Bobby Williams

Personal information
- Full name: Robert Gordon Williams
- Date of birth: 17 February 1940
- Place of birth: Bristol, England
- Position: Inside left

Senior career*
- Years: Team / Apps / (Gls)
- 1958–1965: Bristol City / 187 / (76)
- 1965–1967: Rotherham United / 47 / (13)
- 1967–1969: Bristol Rovers / 28+1 / (5)
- 1969–1971: Reading / 60+4 / (20)
- AS Oostende
- Cheltenham Town
- 19??–1972: Weymouth
- Keynsham Town

Managerial career
- 1972–1987: Reading Youth team manager

= Bobby Williams (footballer, born 1940) =

English footballer

Robert Gordon Williams (born 17 February 1940) is an English former professional footballer who played as an inside left. He made over 320 Football League appearances in the years after the Second World War.

==Career==
Williams played locally in Bristol. Peter Doherty signed Bobby Williams in May 1958 for Bristol City, with Williams joining his boyhood club. Williams moved from Bristol City to Rotherham United in February 1965 for £10,000. Williams joined Bristol Rovers in March 1967. Williams moved to Reading in August 1969.

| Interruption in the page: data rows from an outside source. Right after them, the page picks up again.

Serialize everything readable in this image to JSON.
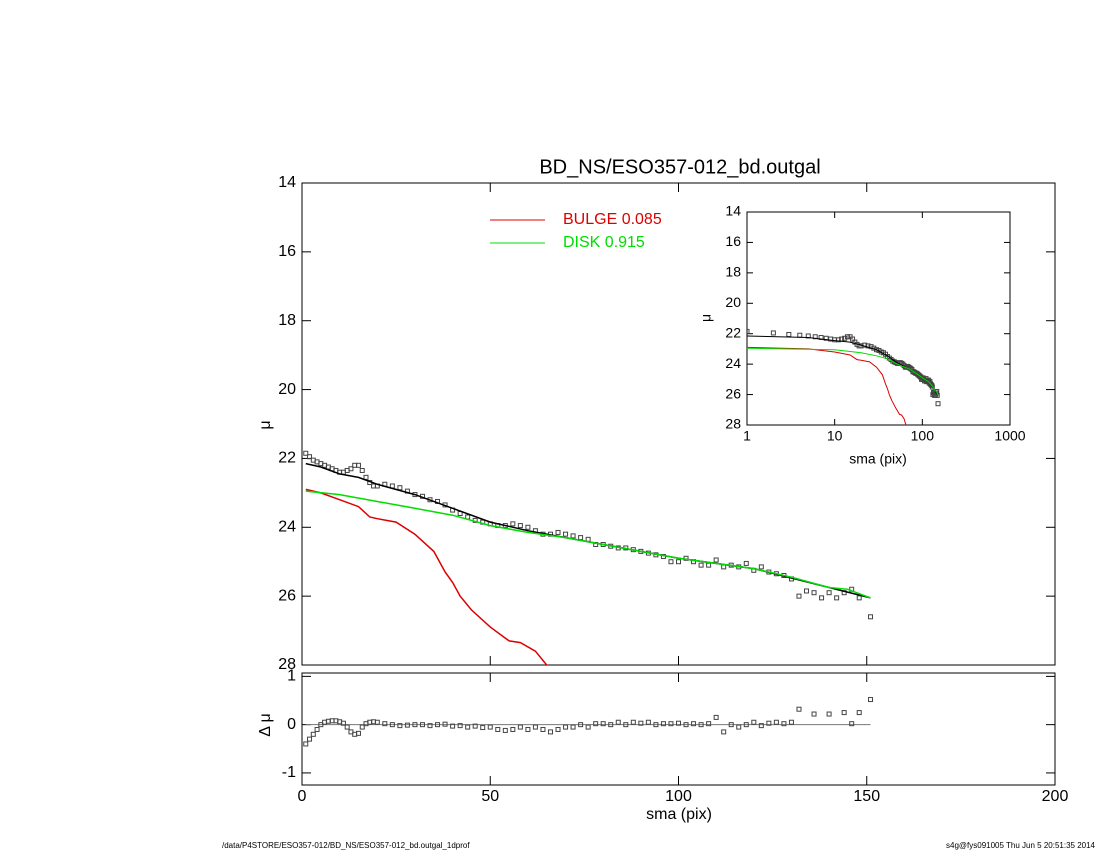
{
  "chart_data": [
    {
      "type": "line",
      "title": "BD_NS/ESO357-012_bd.outgal",
      "ylabel": "μ",
      "xlim": [
        0,
        200
      ],
      "xticks": [
        0,
        50,
        100,
        150,
        200
      ],
      "ylim": [
        28,
        14
      ],
      "yticks": [
        14,
        16,
        18,
        20,
        22,
        24,
        26,
        28
      ],
      "series": [
        {
          "marker": "square",
          "color": "#444444",
          "x": [
            1,
            2,
            3,
            4,
            5,
            6,
            7,
            8,
            9,
            10,
            11,
            12,
            13,
            14,
            15,
            16,
            17,
            18,
            19,
            20,
            22,
            24,
            26,
            28,
            30,
            32,
            34,
            36,
            38,
            40,
            42,
            44,
            46,
            48,
            50,
            52,
            54,
            56,
            58,
            60,
            62,
            64,
            66,
            68,
            70,
            72,
            74,
            76,
            78,
            80,
            82,
            84,
            86,
            88,
            90,
            92,
            94,
            96,
            98,
            100,
            102,
            104,
            106,
            108,
            110,
            112,
            114,
            116,
            118,
            120,
            122,
            124,
            126,
            128,
            130,
            132,
            134,
            136,
            138,
            140,
            142,
            144,
            146,
            148,
            151
          ],
          "values": [
            21.85,
            21.95,
            22.05,
            22.1,
            22.15,
            22.2,
            22.25,
            22.3,
            22.35,
            22.4,
            22.4,
            22.35,
            22.3,
            22.2,
            22.2,
            22.35,
            22.55,
            22.7,
            22.8,
            22.8,
            22.75,
            22.8,
            22.85,
            22.95,
            23.05,
            23.1,
            23.2,
            23.25,
            23.35,
            23.5,
            23.6,
            23.7,
            23.8,
            23.85,
            23.9,
            23.95,
            23.95,
            23.9,
            23.95,
            24.0,
            24.1,
            24.2,
            24.2,
            24.15,
            24.2,
            24.25,
            24.3,
            24.35,
            24.5,
            24.5,
            24.55,
            24.6,
            24.6,
            24.65,
            24.7,
            24.75,
            24.8,
            24.85,
            25.0,
            25.0,
            24.9,
            25.0,
            25.1,
            25.1,
            24.95,
            25.15,
            25.1,
            25.15,
            25.05,
            25.25,
            25.15,
            25.3,
            25.35,
            25.4,
            25.5,
            26.0,
            25.85,
            25.9,
            26.05,
            25.9,
            26.05,
            25.9,
            25.8,
            26.05,
            26.6
          ]
        },
        {
          "color": "#000000",
          "x": [
            1,
            5,
            10,
            15,
            20,
            30,
            40,
            50,
            60,
            70,
            80,
            90,
            100,
            120,
            140,
            151
          ],
          "values": [
            22.15,
            22.25,
            22.45,
            22.55,
            22.75,
            23.05,
            23.45,
            23.85,
            24.1,
            24.3,
            24.5,
            24.7,
            24.9,
            25.2,
            25.75,
            26.05
          ]
        },
        {
          "name": "BULGE  0.085",
          "color": "#dd0000",
          "x": [
            1,
            5,
            10,
            15,
            18,
            20,
            25,
            30,
            35,
            38,
            40,
            42,
            45,
            50,
            55,
            58,
            62,
            65,
            67
          ],
          "values": [
            22.9,
            23.0,
            23.2,
            23.4,
            23.7,
            23.75,
            23.85,
            24.2,
            24.7,
            25.3,
            25.6,
            26.0,
            26.4,
            26.9,
            27.3,
            27.35,
            27.6,
            28.0,
            28.2
          ]
        },
        {
          "name": "DISK  0.915",
          "color": "#00dd00",
          "x": [
            1,
            10,
            20,
            30,
            40,
            50,
            60,
            70,
            80,
            90,
            100,
            110,
            120,
            130,
            135,
            140,
            145,
            151
          ],
          "values": [
            22.95,
            23.05,
            23.25,
            23.45,
            23.65,
            23.95,
            24.15,
            24.3,
            24.5,
            24.7,
            24.9,
            25.05,
            25.2,
            25.45,
            25.6,
            25.75,
            25.8,
            26.05
          ]
        }
      ]
    },
    {
      "type": "scatter",
      "ylabel": "Δ μ",
      "xlabel": "sma (pix)",
      "xlim": [
        0,
        200
      ],
      "xticks": [
        0,
        50,
        100,
        150,
        200
      ],
      "ylim": [
        -1.25,
        1.07
      ],
      "yticks": [
        -1,
        0,
        1
      ],
      "color": "#444444",
      "x": [
        1,
        2,
        3,
        4,
        5,
        6,
        7,
        8,
        9,
        10,
        11,
        12,
        13,
        14,
        15,
        16,
        17,
        18,
        19,
        20,
        22,
        24,
        26,
        28,
        30,
        32,
        34,
        36,
        38,
        40,
        42,
        44,
        46,
        48,
        50,
        52,
        54,
        56,
        58,
        60,
        62,
        64,
        66,
        68,
        70,
        72,
        74,
        76,
        78,
        80,
        82,
        84,
        86,
        88,
        90,
        92,
        94,
        96,
        98,
        100,
        102,
        104,
        106,
        108,
        110,
        112,
        114,
        116,
        118,
        120,
        122,
        124,
        126,
        128,
        130,
        132,
        136,
        140,
        144,
        146,
        148,
        151
      ],
      "values": [
        -0.4,
        -0.3,
        -0.2,
        -0.1,
        0,
        0.05,
        0.07,
        0.08,
        0.08,
        0.06,
        0.03,
        -0.05,
        -0.15,
        -0.2,
        -0.18,
        -0.05,
        0.02,
        0.05,
        0.06,
        0.05,
        0.02,
        0,
        -0.02,
        -0.01,
        0,
        0,
        -0.02,
        0,
        0.01,
        -0.03,
        -0.02,
        -0.05,
        -0.03,
        -0.06,
        -0.05,
        -0.1,
        -0.12,
        -0.1,
        -0.05,
        -0.1,
        -0.05,
        -0.1,
        -0.15,
        -0.1,
        -0.05,
        -0.05,
        0,
        -0.05,
        0.02,
        0.02,
        0.0,
        0.05,
        0.0,
        0.05,
        0.03,
        0.05,
        0.0,
        0.02,
        0.02,
        0.03,
        0.0,
        0.02,
        0.0,
        0.02,
        0.15,
        -0.15,
        0.0,
        -0.05,
        0.0,
        0.05,
        -0.02,
        0.03,
        0.05,
        0.02,
        0.05,
        0.32,
        0.22,
        0.22,
        0.25,
        0.02,
        0.25,
        0.52
      ]
    },
    {
      "type": "line",
      "xlabel": "sma (pix)",
      "ylabel": "μ",
      "log_x": true,
      "xlim": [
        1,
        1000
      ],
      "xticks": [
        1,
        10,
        100,
        1000
      ],
      "ylim": [
        28,
        14
      ],
      "yticks": [
        14,
        16,
        18,
        20,
        22,
        24,
        26,
        28
      ]
    }
  ],
  "footer": {
    "left": "/data/P4STORE/ESO357-012/BD_NS/ESO357-012_bd.outgal_1dprof",
    "right": "s4g@fys091005  Thu Jun  5 20:51:35 2014"
  }
}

Bobby Williams then had spells with AS Oostende in Belgium, with Cheltenham Town under the management of former Bristol City player Bobby Etheridge and with Weymouth in the Southern League. Bobby Williams was almost killed in a car crash in September 1972 which despite a playing comeback attempt with local Bristol club Keynsham Town brought an end to his playing career. Williams then joined Reading as their youth team manager.